During spec[0] implementation, there are several findings related to performance. This patch updates the image conversion rule to avoid the situation when stream_raw_images and force_raw_images are both set to true. Some descriptive text are added with regards to the options that may affect performance. [0] http://specs.openstack.org/openstack/ironic-specs/specs/not-implemented/agent-http-provisioning.html Change-Id: I26179155f613e0bb694aa202094e0c52c0528131 Story: #1598852 Task: #10474
11 KiB
The direct deploy interface provisioning with HTTP server
https://storyboard.openstack.org/#!/story/1598852
This spec proposes a mechanism to provision baremetal nodes by
hosting custom HTTP service as an image source provider to the
direct
deploy interface, when the Image service is
utilized.
Problem description
Currently the direct
deploy interface requires an
unauthenticated image source link, so that the agent running at ramdisk
can download the image from provided link and deploy it to the hard
disk.
In a typical deployment, user images are managed by the Image service
and in most cases, access is controlled by the Identity service. The
direct
deploy interface relies on the Object Storage
service to generate an unauthenticated URL which is accessible for a
period (i.e. tempurl).
The problem is the Object Storage service is not always adopted in a deployment due to various reasons, and itself imposes restrictions on deployment. E.g.:
- It has little benefit for a small cloud but takes more hardware resource.

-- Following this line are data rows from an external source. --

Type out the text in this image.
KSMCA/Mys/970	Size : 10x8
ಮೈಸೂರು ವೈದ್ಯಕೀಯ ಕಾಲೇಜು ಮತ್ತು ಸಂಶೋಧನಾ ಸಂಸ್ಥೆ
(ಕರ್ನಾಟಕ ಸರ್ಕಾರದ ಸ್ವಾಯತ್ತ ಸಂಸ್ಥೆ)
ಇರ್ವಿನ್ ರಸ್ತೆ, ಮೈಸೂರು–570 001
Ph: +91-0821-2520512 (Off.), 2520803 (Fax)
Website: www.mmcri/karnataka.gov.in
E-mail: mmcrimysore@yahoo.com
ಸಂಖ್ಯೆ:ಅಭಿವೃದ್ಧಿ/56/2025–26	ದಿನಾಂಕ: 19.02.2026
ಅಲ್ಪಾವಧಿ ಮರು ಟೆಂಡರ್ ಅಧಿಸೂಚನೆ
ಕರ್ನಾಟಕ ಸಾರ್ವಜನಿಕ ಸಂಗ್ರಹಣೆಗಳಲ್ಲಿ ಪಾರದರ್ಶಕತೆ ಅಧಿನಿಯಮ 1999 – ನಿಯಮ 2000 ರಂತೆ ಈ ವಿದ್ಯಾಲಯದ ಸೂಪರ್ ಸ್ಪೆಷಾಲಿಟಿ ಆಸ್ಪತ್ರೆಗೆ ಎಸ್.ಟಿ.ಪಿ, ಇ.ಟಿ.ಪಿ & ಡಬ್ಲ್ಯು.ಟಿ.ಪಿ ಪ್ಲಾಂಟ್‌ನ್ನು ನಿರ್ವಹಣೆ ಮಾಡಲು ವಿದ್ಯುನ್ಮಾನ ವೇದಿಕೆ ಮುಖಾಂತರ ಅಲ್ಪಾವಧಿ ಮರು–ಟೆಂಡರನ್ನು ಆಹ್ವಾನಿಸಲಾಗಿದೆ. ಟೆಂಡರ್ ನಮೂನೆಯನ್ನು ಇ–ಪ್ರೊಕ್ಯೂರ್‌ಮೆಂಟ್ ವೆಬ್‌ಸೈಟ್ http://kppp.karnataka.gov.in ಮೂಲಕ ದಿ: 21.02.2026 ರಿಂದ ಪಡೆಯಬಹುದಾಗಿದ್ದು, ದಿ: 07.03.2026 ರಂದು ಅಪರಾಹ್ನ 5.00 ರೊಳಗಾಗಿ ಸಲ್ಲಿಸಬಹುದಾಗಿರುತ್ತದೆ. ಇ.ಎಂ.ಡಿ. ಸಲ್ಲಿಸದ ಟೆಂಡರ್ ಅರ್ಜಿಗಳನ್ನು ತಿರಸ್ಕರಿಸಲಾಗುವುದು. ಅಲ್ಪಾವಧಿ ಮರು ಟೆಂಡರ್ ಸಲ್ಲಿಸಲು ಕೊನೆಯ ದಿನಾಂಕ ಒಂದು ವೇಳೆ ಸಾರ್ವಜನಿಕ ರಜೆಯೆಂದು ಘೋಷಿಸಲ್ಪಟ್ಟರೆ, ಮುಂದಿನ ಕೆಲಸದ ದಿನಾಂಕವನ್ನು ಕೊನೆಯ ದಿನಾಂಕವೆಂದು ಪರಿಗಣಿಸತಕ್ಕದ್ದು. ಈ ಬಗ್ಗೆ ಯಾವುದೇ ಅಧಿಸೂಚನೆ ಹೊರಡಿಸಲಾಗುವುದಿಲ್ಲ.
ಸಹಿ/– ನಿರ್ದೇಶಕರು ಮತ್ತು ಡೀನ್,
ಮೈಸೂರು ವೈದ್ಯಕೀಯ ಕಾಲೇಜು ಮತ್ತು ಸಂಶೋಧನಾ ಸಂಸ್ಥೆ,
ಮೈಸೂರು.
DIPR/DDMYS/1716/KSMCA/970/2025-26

- It requires baremetal nodes to have access to control plane network, which is a restriction to network topology.
- It requires the Image service be configured with a backend of swift, which may conflicts with original one.
As there is no mechanism or means for ironic to leverage a local HTTP server to provide temporary image file for IPA to facilitate a node deployment, this proposal is to offer an alternative by providing such support.
Proposed change
An HTTP server on the ironic conductor node is required for this feature to work.
Currently there are two scenarios, if the
instance_info['image_source']
indicates it's a glance
image, the direct
deploy interface generates tempurl via
glance client, and stores it to instance_info['image_url']
,
otherwise it will be directly taken as image_url
. The two
cases typically represent using the Bare Metal service in the cloud or
as a standalone service, respectively.
The proposal introduces a new string option
[agent]image_download_source
to control which kind of image
URL will be generated when the image_source
is a glance
image. Allowed values are swift
and http
,
defaults to swift
.
The process of the direct
deploy interface on different
configurations is defined as:
swift
: Keeps current logic, generates tempurl and update it toinstance_info['image_url']
.http
: Downloads instance image viaInstanceImageCache
before node deployment, creates symbolic link to downloaded instance image in the directory accessible by local HTTP service, generates proper URL and updates it toinstance_info['image_url']
.
The existing [deploy]http_root
is reused for storing
symbolic links to downloaded instance images. A new string option
[deploy]http_image_subdir
is introduced to keep it isolated
with iPXE related scripts. The default value is
agent_images
. The existing [deploy]http_url
is
reused to generate instance image URLs.
The direct
deploy interface will use the same instance
cache for image caching, the caching will be performed at
AgentDeploy.deploy
. After an instance image is cached, the
direct
deploy interface creates a symbolic link at
<http_root>/<http_image_subdir>
to reference
the instance image. It will be
/httpboot/agent_images/<node-uuid>
if all goes to
default.
The direct
deploy interface generates URL for the
instance image and updates it to instance_info
at
AgentDeploy.prepare
. The corresponding image URL will be
<http_url>/<http_image_subdir>/<node-uuid>
.
The symbolic link will be removed at AgentDeploy.deploy
when a node deploy is done, or AgentDeploy.clean_up
when a
node is teared down from the state deploy failed
.
Rule to convert image
Currently the iscsi
deploy interface will convert image
to raw
if [DEFAULT]force_raw_images
is set to
True.
While IPA treats instance image in two different ways:
- If the instance image format is
raw
,stream_raw_images
is True and image type is whole disk image, the image will be streamed into the target disk of the Bare Metal. - Otherwise the image will be cached into memory before written to disk.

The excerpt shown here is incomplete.